4.5. Наследие Веблена и вызовы современного институционализма
Напомним одно весьма убедительное утверждение Ланглуа о том, что вклад институционализма в экономическую теорию берет свое начало с догадки Карла Менгера: экономическая теория занимается взаимодействиями в условиях ограничений, накладываемых редкостью, а институты служат инструментами, посредством которых индивиды пытаются создать, расширить и объединить возможности сотрудничества (см. [Langlois, 1989]). Современные институционалисты согласны с тем, что для сотрудничества нужны правила, и они заслуживают всяческих похвал за то, что неустанно указывают на недостатки характерного для так называемого мейнстрима подхода, вальрасовского в своих основаниях, согласно которому транзакции можно изучать, комфортно предположив существование исчерпывающе определенных контрактов, наличие совершенно информированных индивидов и отсутствие стимулов к мошенничеству. В частности, в последние 30 лет именно благодаря институционалистам многократные неудачи по воплощению в жизнь взятых из учебников схем достижения эффективности, полной занятости и экономического роста вновь подогрели интерес к природе и свойствам систем стимулов. На самом деле урок Менгера не шел далее обращенного к будущим поколениям призыва: изучить и понять динамику институтов для того, чтобы усвоить самую суть процесса эволюции экономической деятельности. Такое исследование, однако, могло не иметь в виду ничего нормативного, так как Менгер полагал, что институты меняются посредством приобретения знаний, посредством усилий, предпринимаемыми человеком для прорыва сквозь завесу неопределенности. Разумеется, вы не можете иметь нормативной цели, если у вас нет цели вообще.

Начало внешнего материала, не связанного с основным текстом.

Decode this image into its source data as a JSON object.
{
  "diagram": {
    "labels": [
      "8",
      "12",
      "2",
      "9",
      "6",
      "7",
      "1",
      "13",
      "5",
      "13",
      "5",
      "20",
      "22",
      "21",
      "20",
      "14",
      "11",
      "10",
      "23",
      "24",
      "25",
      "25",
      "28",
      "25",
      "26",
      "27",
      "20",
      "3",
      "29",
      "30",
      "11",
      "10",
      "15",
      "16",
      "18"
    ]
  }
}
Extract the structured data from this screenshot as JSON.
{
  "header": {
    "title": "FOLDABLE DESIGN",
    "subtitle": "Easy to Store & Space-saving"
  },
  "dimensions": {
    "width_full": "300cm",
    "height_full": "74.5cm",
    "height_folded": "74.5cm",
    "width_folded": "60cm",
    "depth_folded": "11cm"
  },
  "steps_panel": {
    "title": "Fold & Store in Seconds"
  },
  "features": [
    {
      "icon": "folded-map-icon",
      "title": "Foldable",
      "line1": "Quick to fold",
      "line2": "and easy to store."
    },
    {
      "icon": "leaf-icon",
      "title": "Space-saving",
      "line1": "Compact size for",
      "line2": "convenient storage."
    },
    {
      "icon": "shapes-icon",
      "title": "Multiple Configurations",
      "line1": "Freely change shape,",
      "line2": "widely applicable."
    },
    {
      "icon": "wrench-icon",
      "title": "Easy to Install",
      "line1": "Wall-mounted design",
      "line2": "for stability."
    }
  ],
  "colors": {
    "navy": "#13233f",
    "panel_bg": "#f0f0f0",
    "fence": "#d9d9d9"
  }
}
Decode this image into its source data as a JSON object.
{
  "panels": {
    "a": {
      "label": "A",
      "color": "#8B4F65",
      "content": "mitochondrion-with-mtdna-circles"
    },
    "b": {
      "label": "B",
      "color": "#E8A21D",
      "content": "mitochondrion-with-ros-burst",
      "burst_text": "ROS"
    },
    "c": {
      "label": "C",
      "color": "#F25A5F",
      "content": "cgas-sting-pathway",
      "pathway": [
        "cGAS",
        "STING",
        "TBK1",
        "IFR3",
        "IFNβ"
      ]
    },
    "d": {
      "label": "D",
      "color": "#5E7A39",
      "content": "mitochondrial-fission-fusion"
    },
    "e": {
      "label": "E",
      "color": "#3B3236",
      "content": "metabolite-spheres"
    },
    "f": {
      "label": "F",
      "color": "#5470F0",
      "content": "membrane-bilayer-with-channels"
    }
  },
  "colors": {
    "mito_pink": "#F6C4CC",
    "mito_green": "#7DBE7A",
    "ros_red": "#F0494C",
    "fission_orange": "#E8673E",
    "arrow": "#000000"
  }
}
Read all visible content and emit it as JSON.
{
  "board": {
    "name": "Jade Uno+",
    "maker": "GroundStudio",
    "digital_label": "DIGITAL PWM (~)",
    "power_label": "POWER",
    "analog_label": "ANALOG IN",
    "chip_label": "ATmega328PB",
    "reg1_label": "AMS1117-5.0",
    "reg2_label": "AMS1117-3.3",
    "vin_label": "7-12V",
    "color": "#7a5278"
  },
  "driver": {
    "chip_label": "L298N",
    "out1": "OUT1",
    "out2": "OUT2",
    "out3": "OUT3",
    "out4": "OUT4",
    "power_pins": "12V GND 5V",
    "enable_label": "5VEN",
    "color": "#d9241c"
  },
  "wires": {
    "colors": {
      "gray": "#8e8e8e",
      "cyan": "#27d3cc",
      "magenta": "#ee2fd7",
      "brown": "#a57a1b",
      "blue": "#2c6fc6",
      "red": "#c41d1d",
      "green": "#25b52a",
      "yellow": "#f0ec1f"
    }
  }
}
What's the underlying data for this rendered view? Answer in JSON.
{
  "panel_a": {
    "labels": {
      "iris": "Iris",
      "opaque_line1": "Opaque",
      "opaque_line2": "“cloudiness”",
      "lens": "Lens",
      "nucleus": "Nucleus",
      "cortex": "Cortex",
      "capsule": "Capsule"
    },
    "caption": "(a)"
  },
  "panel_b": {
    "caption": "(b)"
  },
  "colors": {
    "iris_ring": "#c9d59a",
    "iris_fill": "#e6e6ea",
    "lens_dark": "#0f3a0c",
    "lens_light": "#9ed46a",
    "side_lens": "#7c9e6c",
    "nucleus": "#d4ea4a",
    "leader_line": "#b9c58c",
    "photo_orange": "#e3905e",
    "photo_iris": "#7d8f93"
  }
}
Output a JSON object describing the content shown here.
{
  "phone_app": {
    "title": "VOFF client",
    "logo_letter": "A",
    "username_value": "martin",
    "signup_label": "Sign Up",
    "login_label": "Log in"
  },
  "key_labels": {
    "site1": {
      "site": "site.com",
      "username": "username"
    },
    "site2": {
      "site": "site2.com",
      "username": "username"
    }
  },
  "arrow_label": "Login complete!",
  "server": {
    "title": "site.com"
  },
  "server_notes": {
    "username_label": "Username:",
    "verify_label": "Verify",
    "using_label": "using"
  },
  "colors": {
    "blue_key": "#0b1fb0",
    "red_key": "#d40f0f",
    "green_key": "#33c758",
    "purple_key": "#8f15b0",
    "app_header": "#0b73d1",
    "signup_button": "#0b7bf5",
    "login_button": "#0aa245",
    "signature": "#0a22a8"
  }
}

Пока же сегодняшние исследования институционального направления, несмотря на наличие ряда важных исключений (например, в лице Оливера Уильямсона), зачастую следуют прямо противоположным путем и занимаются прогнозированием, покушаясь даже на то, чтобы давать рекомендации в области регулирования экономической деятельности. Вместо того чтобы рассматривать эволюцию институтов как инструмент приобретения знания и использования возможностей, восторжествовала точка зрения, согласно которой движущей силой институциональных изменений являются изменения технологий. В частности, наиболее авторитетные сегодня институционалисты склонны принимать точку зрения Веблена на то, каким образом институты воздействуют на предпочтения индивидов, полагая, что институты определяют самое восприятие людьми окружающего мира и в конечном счете моральные стандарты и суждения. Кроме того, современные институционалисты добавляют к факторам, фигурировавшим в описании Веблена, технологические сдвиги, считая их тем главным, что определяет новые правила. Таким образом, для большей части институциональных исследований вызов состоял в необходимости спрогнозировать то, каким образом прогресс технологий и экономический рост воздействуют на предпочтения и поведение – через институциональный контекст, располагающийся где-то между этими двумя группами явлений. Неудивительно, что искушение считать институты инструментами, с помощью которых можно и моделировать поведение, и сохранить теоретическую добродетель, оказалось непреодолимым.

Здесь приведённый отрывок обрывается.